The attack does not require authentication or any special privileges, and no user interaction is needed. This makes it a straightforward denial of service attack against any exposed Thrift Node.js service.
The vulnerability mechanism involves recursive descent parsing of nested Thrift structures. When a malicious payload with excessive nesting depth is received, the parser recurses into each nested level without checking depth limits, eventually causing stack overflow and process termination. For technical details, see the Apache Mailing List Thread.
Detection Methods for CVE-2026-41636
Indicators of Compromise
- Unexpected Node.js process crashes with stack overflow errors in Thrift-based services
- Error logs showing "Maximum call stack size exceeded" exceptions in Thrift parsing code
- Unusual network traffic containing abnormally large or deeply nested Thrift messages
- Service restart patterns correlating with incoming network requests
Detection Strategies
- Monitor application logs for stack overflow exceptions and unexpected process terminations in services using Apache Thrift
- Implement network-level inspection for abnormally sized Thrift payloads or messages with excessive nesting indicators
- Deploy application performance monitoring to detect recursive function depth anomalies before crash conditions
- Use SentinelOne Singularity to detect process crash patterns and anomalous behavior in Node.js services
Monitoring Recommendations
- Configure alerting for Node.js process crashes and automatic restarts in Thrift service environments
- Establish baseline metrics for Thrift message sizes and complexity to identify outliers
- Monitor memory and stack usage in Node.js processes running Thrift bindings
- Implement health checks that can detect service degradation before complete denial of service occurs
How to Mitigate CVE-2026-41636
Immediate Actions Required
- Upgrade Apache Thrift to version 0.23.0 or later immediately
- Audit all applications and services for use of Apache Thrift Node.js bindings
- Implement process supervision to automatically restart crashed services while patching is in progress
- Consider temporarily isolating vulnerable Thrift services behind additional network controls
Patch Information
Apache has released version 0.23.0 which addresses this uncontrolled recursion vulnerability. Users are strongly recommended to upgrade to this version or later. The fix implements proper recursion depth limits to prevent stack exhaustion attacks.
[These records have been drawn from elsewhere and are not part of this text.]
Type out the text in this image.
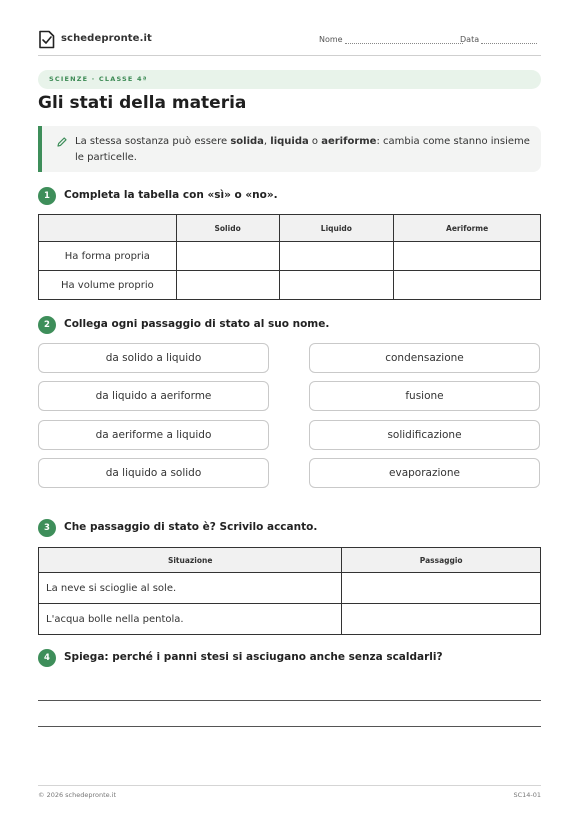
schedepronte.it	Nome	Data
SCIENZE · CLASSE 4ª
Gli stati della materia
La stessa sostanza può essere solida, liquida o aeriforme: cambia come stanno insieme le particelle.
1	Completa la tabella con «sì» o «no».
	Solido	Liquido	Aeriforme
Ha forma propria			
Ha volume proprio			
2	Collega ogni passaggio di stato al suo nome.
da solido a liquido
da liquido a aeriforme
da aeriforme a liquido
da liquido a solido
condensazione
fusione
solidificazione
evaporazione
3	Che passaggio di stato è? Scrivilo accanto.
Situazione	Passaggio
La neve si scioglie al sole.	
L'acqua bolle nella pentola.	
4	Spiega: perché i panni stesi si asciugano anche senza scaldarli?
© 2026 schedepronte.it	SC14-01
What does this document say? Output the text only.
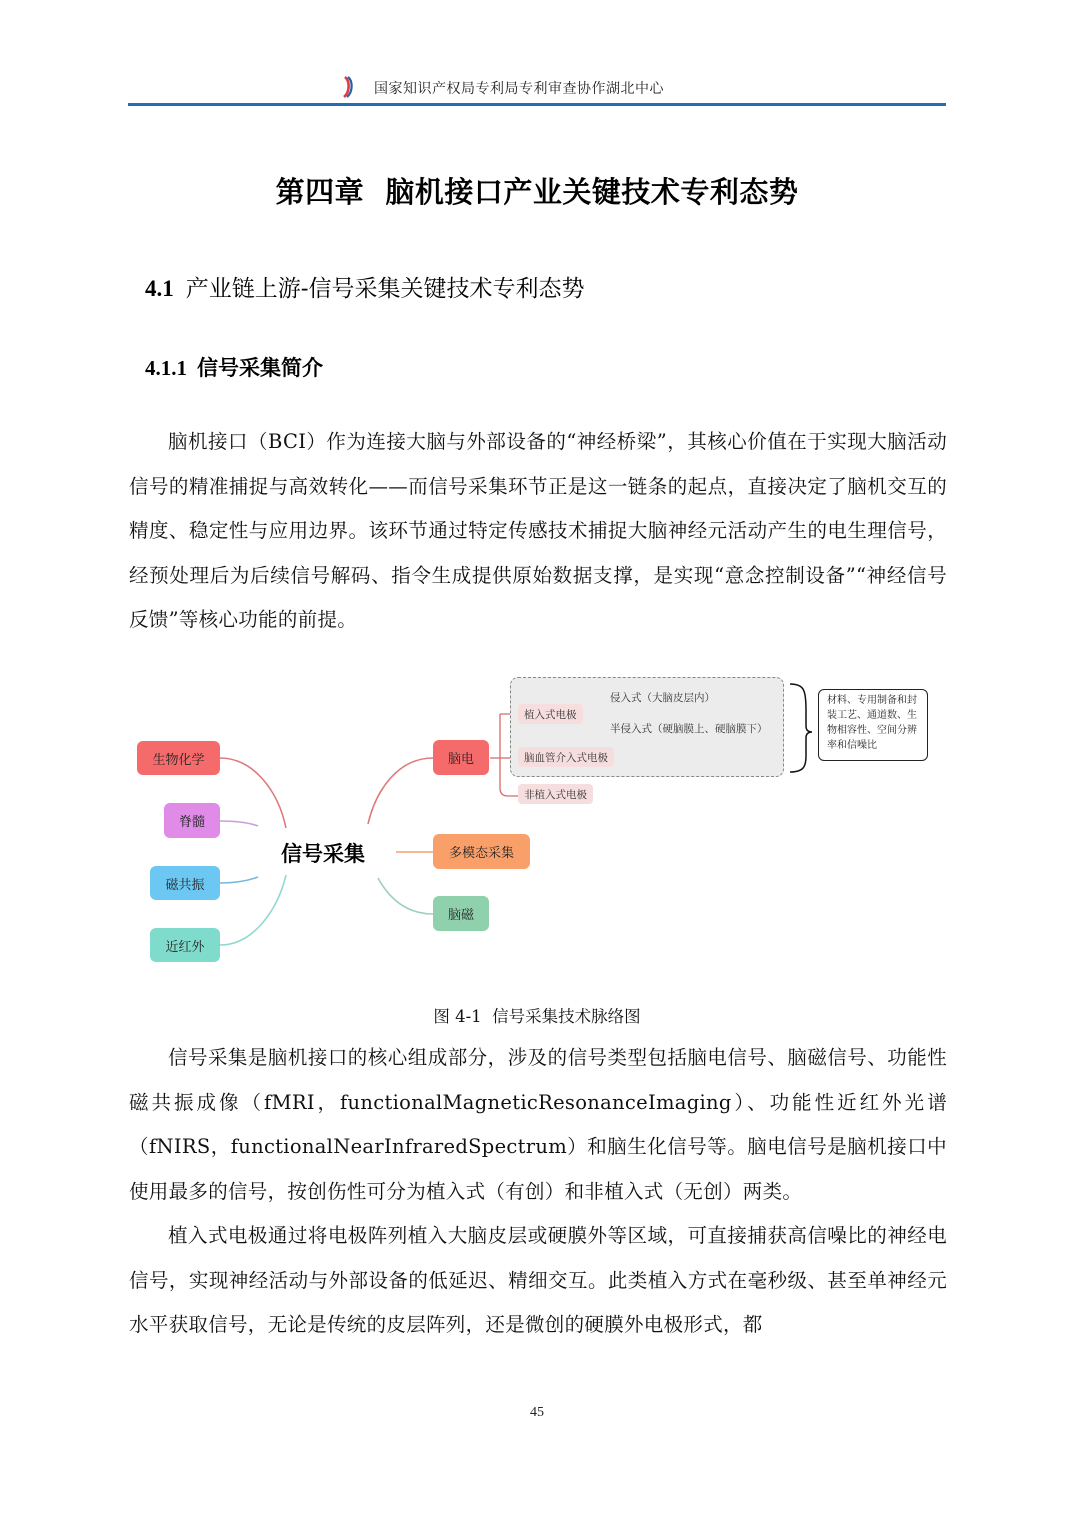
国家知识产权局专利局专利审查协作湖北中心
第四章  脑机接口产业关键技术专利态势
4.1 产业链上游-信号采集关键技术专利态势
4.1.1 信号采集简介

脑机接口（BCI）作为连接大脑与外部设备的“神经桥梁”，其核心价值在于实现大脑活动信号的精准捕捉与高效转化——而信号采集环节正是这一链条的起点，直接决定了脑机交互的精度、稳定性与应用边界。该环节通过特定传感技术捕捉大脑神经元活动产生的电生理信号，经预处理后为后续信号解码、指令生成提供原始数据支撑，是实现“意念控制设备”“神经信号反馈”等核心功能的前提。

生物化学
脊髓
磁共振
近红外
信号采集
脑电
多模态采集
脑磁
植入式电极
脑血管介入式电极
非植入式电极
侵入式（大脑皮层内）
半侵入式（硬脑膜上、硬脑膜下）
材料、专用制备和封装工艺、通道数、生物相容性、空间分辨率和信噪比
图 4-1  信号采集技术脉络图

信号采集是脑机接口的核心组成部分，涉及的信号类型包括脑电信号、脑磁信号、功能性磁共振成像（fMRI，functionalMagneticResonanceImaging）、功能性近红外光谱（fNIRS，functionalNearInfraredSpectrum）和脑生化信号等。脑电信号是脑机接口中使用最多的信号，按创伤性可分为植入式（有创）和非植入式（无创）两类。

植入式电极通过将电极阵列植入大脑皮层或硬膜外等区域，可直接捕获高信噪比的神经电信号，实现神经活动与外部设备的低延迟、精细交互。此类植入方式在毫秒级、甚至单神经元水平获取信号，无论是传统的皮层阵列，还是微创的硬膜外电极形式，都

45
For additional information, refer to the Apache Mailing List Thread and the Openwall OSS-Security Update.
Workarounds
- Implement network-level rate limiting and payload size restrictions on Thrift service endpoints
- Deploy a reverse proxy or API gateway that can inspect and reject abnormally nested payloads
- Use process managers like PM2 or systemd with automatic restart policies to minimize downtime during attacks
- Implement application-level message validation before passing data to Thrift deserializers
# Configuration example - Update Apache Thrift in Node.js projects
npm update thrift@0.23.0
# Or specify in package.json
# "thrift": ">=0.23.0"
# Verify installed version
npm list thrift
Disclaimer: This content was generated using AI. While we strive for accuracy, please verify critical information with official sources.